Security Warning

The issue was fixed in 5.13.1. Please install the latest update.

The information at patchstack is invalid.

Maybe flag it to them then ? We we have messages showing.

WPMU Dev Defender is also showing is a vulnerability issue, probably because all the malware scanners use the same vulnerability databases/API.

WordPress Shortcodes Ultimate plugin <= 5.13.1 – Reflected Cross Site Scripting (XSS) vulnerability

-Vulnerability type: Cross Site Scripting (XSS)
-No Update Available

Yeah. I get the same. Already have latest version.

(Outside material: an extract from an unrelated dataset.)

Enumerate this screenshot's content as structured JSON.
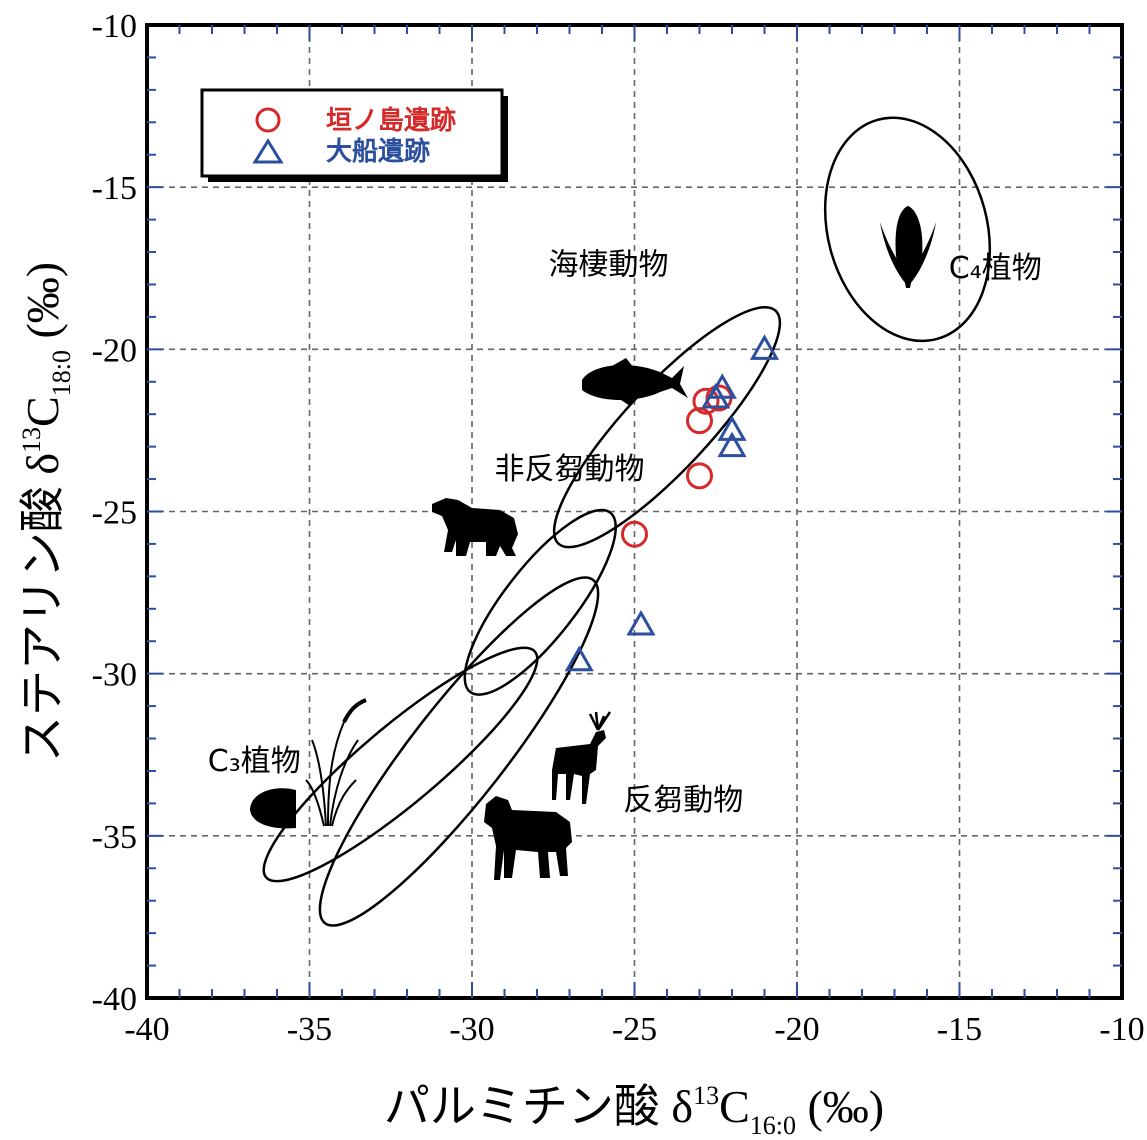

I’ve contacted Patchstack today. Their chatbot have promised that they will reply on Monday. I hope they will fix this asap.

Please don’t worry. Freemius rep. contacted me about two weeks before the report was published, so this wasn’t a surprise. It was a big collective update of all Freemius-based plugins.

I’m sure the Patchstack’s report will be fixed soon. Anyways, if they won’t update the report, I will publish a new version of the plugin just to eliminate those false-positives.

Even i am getting the following warning from iThemeSecurity, even though i have the latest version of the plugin –
Scheduled site scan report: Vulnerable Software

Known Vulnerabilities

• WordPress Shortcodes Ultimate plugin <= 5.13.1 – Reflected Cross Site Scripting (XSS) vulnerability

Hello, I still have this problem. What to do?

Well, it seems Patchstack’s support decided not to respond.

I’m releasing a new version (5.13.2) to suppress security alerts. This should solve the issue.

Thank you.

Thank you for releasing the update and working on getting this cleared up. I have been updating my sites since yesterday. I use PLESK and their WordPress Tool kit is showing that the 5.13.2 shows a vulnerability. erg. Thought you should know. sorry.